Identify clonotypes at multiple stringency levels — identify

Groups cells into clonotypes using a hierarchy of stringency levels, from strict (all four chains must match) to permissive (a single allele suffices). Uses graph-based clustering via igraph to find connected components of matching cells. Supports parallel processing across samples.

Usage

identify_clonotypes(
  TCR_data,
  clone_definition_df = .clone.definition.df,
  num_cores = 1,
  sample_col = NULL,
  clone_loose = "single_chain_single_allele",
  verbose = TRUE
)

Arguments

TCR_data: A data frame with columns TRA_1, TRA_2, TRB_1, TRB_2 containing validated TCR chain identifiers.
clone_definition_df: Clone definition data frame specifying the stringency hierarchy.

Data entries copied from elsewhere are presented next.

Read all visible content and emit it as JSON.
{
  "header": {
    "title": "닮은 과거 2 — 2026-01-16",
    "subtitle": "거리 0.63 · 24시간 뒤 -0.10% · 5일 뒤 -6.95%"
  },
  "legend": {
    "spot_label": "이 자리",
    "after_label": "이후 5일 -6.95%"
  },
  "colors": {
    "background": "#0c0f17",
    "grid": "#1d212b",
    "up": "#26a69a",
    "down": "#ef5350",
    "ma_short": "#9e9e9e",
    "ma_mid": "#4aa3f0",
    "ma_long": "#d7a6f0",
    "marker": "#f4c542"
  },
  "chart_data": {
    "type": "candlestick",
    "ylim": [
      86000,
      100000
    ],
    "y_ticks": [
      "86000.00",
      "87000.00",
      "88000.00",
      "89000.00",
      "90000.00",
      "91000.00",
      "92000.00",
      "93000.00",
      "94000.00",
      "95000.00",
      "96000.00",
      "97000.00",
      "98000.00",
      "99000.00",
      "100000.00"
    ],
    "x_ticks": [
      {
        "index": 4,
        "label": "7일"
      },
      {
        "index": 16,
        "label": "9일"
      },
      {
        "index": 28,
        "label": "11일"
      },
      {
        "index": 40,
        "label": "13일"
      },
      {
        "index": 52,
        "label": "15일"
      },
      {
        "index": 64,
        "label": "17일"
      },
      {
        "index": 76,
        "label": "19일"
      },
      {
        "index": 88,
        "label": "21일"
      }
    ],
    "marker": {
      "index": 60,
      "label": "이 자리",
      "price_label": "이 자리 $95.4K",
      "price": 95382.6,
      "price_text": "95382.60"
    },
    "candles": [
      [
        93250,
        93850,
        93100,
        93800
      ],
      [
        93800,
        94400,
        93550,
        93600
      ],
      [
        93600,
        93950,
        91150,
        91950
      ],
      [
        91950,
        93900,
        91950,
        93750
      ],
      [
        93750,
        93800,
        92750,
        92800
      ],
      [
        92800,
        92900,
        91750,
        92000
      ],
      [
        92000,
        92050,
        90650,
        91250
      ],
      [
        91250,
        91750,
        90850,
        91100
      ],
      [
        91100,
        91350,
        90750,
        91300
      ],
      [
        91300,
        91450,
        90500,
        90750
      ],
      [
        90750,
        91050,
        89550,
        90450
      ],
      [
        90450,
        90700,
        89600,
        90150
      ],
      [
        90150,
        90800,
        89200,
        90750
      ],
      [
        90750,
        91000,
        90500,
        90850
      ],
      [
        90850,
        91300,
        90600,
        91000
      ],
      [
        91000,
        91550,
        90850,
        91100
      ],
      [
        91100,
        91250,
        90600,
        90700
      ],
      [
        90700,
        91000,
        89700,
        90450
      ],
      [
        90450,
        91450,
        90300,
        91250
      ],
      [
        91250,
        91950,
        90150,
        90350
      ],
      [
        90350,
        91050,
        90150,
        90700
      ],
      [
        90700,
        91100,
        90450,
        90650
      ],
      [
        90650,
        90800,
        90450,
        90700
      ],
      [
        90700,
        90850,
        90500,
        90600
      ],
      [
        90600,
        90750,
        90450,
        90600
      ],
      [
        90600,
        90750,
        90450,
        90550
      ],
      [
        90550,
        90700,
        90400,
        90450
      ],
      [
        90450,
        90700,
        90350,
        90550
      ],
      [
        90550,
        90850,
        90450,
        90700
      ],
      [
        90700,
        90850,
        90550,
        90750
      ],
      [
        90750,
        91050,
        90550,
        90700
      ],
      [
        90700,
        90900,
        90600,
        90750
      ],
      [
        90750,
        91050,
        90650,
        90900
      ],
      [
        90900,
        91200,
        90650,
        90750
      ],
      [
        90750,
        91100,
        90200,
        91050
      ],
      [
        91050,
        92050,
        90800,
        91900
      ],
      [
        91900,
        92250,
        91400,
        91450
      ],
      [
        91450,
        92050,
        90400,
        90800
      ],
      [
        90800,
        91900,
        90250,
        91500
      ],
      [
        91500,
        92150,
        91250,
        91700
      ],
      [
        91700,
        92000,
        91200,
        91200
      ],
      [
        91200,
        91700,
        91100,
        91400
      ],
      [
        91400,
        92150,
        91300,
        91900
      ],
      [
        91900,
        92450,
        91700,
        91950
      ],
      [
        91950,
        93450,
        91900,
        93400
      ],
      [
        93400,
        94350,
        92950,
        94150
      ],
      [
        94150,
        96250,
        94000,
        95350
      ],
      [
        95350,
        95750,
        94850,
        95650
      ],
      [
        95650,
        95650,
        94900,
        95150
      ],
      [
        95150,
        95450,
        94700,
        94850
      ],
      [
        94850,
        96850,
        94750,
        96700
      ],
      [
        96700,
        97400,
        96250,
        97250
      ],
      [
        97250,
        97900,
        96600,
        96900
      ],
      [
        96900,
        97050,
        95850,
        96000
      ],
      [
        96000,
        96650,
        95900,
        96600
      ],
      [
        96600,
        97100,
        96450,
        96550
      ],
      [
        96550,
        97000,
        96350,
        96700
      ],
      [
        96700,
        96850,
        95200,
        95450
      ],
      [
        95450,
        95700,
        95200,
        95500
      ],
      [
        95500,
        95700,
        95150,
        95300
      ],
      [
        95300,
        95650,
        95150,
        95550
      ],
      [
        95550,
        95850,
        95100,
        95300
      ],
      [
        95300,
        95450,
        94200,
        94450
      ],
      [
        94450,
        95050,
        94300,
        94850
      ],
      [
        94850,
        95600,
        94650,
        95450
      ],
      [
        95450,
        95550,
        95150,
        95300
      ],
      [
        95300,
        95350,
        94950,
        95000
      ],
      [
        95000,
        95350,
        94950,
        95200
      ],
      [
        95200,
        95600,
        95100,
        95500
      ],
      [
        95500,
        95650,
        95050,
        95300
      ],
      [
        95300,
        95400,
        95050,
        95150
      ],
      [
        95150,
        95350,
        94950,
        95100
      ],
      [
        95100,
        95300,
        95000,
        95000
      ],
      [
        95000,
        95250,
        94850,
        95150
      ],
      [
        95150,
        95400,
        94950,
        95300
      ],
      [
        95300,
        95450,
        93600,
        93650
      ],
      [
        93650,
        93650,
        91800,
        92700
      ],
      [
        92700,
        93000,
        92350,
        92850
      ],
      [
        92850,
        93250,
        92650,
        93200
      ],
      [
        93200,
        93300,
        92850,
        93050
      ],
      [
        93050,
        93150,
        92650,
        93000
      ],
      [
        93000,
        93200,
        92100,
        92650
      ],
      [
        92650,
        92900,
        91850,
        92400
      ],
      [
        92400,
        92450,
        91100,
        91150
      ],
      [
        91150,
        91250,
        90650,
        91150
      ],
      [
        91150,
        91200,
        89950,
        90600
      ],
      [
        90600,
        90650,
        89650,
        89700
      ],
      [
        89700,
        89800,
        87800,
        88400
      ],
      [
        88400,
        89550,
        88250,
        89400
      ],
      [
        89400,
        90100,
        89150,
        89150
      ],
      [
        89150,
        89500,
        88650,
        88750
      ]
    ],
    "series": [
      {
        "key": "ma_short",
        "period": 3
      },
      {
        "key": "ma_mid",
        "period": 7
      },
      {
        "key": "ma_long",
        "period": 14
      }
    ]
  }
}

Defaults to the built-in definition.
num_cores: Number of cores for parallel processing across samples. Set to -1 to use all available cores. The actual number of cores used is capped at the number of available cores and the number of unique samples.
sample_col: Name of the column to use as sample identifier. If NULL, all cells are treated as one sample.
clone_loose: Which stringency level to use as the "loose" default. One of: "dual_chain_dual_allele", "dual_chain_one_partial", "dual_chain_both_partial", "single_chain_dual_allele", "single_chain_single_allele".
verbose: Logical. If TRUE, print progress messages.

Value

A list with two elements:

TCR_data: Data frame with clone ID columns for each stringency level (CloneID.dual_chain_dual_allele, etc.) plus CloneID.loose.
ref_tables: Named list of reference tables for each stringency level, each containing CloneID, Sample, and unique TCR chain info.